APPELLO DEL TG: CHIUDETE I BATTENTI

L’ha detto il telegiornale. Per almeno mezza Italia è una garanzia, una certezza assoluta. Una specie di Bibbia bis. Per fortuna, nonostante il continuo rifornimento a questa inesauribile fonte, nessuno parlerebbe come un telegiornalista. O qualcuno ha forse sentito una moglie con la valigia in mano chiedere ansiosa al marito: «Ti sei ricordato di chiudere i battenti?». È altrettanto improbabile che un impiegato racconti a un collega: «Sai, ieri sera ero affaticato, perciò ho stabilito di indugiare tra le mura domestiche a rimirare il piccolo schermo».

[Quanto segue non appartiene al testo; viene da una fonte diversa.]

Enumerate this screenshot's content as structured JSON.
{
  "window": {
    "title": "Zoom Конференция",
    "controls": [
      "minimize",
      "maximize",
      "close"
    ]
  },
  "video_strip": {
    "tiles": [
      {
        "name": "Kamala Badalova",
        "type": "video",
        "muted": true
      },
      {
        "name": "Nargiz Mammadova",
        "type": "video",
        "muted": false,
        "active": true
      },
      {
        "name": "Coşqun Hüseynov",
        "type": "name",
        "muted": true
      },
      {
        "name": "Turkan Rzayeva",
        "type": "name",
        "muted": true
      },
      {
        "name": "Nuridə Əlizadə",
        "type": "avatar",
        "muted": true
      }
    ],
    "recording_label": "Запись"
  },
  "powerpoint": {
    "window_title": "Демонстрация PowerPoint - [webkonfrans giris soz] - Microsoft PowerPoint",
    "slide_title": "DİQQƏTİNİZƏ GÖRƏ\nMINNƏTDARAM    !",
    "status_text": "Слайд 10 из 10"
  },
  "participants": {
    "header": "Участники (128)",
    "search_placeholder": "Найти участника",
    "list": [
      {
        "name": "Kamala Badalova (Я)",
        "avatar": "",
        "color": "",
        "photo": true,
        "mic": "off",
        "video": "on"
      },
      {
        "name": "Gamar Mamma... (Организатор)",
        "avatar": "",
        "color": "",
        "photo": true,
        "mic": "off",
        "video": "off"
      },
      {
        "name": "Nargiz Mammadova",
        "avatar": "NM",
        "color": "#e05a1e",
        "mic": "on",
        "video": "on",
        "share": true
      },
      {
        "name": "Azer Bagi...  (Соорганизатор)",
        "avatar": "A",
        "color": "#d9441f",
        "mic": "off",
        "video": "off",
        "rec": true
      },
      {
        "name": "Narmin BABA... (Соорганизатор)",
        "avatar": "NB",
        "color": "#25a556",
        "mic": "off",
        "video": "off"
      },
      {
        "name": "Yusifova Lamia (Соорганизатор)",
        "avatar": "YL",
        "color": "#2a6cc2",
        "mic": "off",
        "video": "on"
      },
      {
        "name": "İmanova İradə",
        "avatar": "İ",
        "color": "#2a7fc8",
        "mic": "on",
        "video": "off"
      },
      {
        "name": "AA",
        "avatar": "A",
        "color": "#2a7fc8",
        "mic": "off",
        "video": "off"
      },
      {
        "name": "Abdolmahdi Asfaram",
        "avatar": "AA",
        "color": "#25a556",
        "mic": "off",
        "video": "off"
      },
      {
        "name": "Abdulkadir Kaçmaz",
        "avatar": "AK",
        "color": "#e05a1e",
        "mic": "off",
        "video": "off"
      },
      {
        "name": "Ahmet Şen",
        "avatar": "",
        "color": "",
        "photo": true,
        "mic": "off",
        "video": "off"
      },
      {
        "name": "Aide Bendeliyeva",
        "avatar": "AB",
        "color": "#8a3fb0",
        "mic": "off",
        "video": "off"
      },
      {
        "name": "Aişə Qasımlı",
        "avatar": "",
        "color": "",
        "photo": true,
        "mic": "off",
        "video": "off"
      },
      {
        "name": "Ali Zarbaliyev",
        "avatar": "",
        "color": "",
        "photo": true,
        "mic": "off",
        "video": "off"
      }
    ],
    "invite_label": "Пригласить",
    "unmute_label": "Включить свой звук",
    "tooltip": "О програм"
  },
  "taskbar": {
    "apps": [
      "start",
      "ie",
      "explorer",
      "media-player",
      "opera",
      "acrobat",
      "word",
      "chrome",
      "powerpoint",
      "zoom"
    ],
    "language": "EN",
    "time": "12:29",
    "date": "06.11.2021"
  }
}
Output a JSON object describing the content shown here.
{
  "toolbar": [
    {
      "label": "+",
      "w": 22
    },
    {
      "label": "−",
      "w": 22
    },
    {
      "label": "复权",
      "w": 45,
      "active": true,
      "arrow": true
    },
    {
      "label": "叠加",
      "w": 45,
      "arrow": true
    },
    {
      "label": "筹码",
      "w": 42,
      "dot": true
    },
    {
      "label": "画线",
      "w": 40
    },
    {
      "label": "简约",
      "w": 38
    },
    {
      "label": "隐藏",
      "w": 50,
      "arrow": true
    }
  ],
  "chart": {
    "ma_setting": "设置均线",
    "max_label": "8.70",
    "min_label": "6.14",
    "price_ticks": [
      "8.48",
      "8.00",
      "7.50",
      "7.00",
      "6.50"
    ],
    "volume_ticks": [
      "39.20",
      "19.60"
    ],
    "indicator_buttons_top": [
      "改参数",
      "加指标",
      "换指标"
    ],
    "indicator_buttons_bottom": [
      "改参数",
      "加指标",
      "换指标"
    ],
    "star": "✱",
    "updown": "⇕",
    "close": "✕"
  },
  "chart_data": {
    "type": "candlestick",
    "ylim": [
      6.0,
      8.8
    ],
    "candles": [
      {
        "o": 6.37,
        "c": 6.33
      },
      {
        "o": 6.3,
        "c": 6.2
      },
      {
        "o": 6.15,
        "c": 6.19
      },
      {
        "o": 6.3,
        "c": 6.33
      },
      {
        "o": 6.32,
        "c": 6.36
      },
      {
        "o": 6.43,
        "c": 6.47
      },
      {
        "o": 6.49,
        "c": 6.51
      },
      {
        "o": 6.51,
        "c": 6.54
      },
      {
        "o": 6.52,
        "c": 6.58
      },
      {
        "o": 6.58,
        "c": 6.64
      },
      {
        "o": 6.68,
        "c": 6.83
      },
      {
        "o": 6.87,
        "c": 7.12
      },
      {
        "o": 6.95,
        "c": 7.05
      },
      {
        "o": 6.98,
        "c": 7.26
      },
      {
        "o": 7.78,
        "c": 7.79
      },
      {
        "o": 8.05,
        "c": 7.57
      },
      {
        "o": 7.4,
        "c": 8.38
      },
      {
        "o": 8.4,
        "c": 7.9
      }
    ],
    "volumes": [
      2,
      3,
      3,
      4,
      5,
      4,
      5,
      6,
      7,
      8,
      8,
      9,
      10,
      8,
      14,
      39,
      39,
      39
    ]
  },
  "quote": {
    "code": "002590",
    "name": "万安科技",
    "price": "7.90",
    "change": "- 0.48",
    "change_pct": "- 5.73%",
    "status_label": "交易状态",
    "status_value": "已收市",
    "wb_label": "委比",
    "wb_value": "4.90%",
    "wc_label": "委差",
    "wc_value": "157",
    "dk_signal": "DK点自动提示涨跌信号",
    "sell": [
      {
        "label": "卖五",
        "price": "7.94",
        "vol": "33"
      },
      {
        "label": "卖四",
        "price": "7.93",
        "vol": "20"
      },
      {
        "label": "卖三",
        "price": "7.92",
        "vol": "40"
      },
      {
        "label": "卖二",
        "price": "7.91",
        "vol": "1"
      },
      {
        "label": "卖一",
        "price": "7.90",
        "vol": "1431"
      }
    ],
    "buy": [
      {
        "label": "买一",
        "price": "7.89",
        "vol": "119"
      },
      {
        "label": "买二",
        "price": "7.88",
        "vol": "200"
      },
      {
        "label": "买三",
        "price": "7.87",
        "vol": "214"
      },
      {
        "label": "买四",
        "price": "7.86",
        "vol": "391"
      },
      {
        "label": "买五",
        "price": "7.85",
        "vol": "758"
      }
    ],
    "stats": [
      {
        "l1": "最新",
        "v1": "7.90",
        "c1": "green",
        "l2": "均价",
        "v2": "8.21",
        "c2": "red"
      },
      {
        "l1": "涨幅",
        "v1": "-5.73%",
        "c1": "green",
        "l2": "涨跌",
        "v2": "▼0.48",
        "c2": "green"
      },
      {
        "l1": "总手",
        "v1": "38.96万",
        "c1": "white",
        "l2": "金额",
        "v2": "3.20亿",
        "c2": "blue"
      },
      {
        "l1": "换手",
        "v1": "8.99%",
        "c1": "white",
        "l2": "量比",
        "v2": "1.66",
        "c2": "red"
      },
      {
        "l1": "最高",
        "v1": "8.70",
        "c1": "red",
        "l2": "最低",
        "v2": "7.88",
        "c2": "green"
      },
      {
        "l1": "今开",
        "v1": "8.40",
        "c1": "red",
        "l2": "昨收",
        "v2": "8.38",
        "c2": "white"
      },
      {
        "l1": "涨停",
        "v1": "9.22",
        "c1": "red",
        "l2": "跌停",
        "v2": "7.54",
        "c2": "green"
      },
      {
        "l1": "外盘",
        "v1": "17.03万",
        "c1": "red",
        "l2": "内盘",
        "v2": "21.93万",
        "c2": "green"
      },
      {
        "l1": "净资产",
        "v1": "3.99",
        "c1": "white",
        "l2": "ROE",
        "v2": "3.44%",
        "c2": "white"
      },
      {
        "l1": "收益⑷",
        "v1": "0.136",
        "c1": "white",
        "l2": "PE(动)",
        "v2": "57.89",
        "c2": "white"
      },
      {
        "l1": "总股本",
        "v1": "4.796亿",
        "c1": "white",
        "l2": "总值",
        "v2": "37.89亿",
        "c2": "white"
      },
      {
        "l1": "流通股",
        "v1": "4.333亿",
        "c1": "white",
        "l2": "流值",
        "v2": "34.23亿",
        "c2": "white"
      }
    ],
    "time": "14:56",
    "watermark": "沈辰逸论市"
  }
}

Difficile anche che chi si affacci alla finestra risponda così alla preoccupata domanda della nonna: «Il maltempo ha concesso una tregua». Chi guarda fuori dopo un’improvvisa nevicata neanche sotto ipnosi esclamerebbe: «Incredibile, è arrivata la bianca visitatrice e ha coperto con la sua candida coltre il manto stradale». Se di colpo, nonostante il gran lavorio sulle manopole, il fornello restasse ostinatamente spento, non è mai successo sentir sbottare una casalinga incavolata: «Oggi manca all’appello il gas». Se un pensionato incontrasse un amico forse non gli direbbe: «Come è appagante peregrinare nel vecchio continente. Ho ispezionato la capitale della Francia, la terra d’Albione e ho notato che i teutonici non sono meno simpatici degli elvetici, però i più cordiali di tutti sono i lusitani, perfino più degli ellenici e degli iberici». E neanche una fidanzatina brianzola chiederebbe al suo lui in una qualunque domenica: «Perché in data odierna non ci rechiamo col nostro veicolo nel capoluogo lombardo? All’ombra della Madonnina mi diletto, anche se c’è una bruma che non fa discernere gli edifici. Ho appreso da una testata meneghina che in un esercizio commerciale testè inaugurato si banchetta e ci si disseta in maniera confortante». Poco plausibile lo sfogo di un’anziana signora, ahilei, nei guai con la salute: «Il sanitario mi ha prescritto un farmaco davvero taumaturgico, peccato che l’importo per accaparrare il medicamento sia molto elevato. Devo stare vigile, altrimenti con la cagionevolezza a repentaglio, i miei consanguinei mi faranno ospedalizzare».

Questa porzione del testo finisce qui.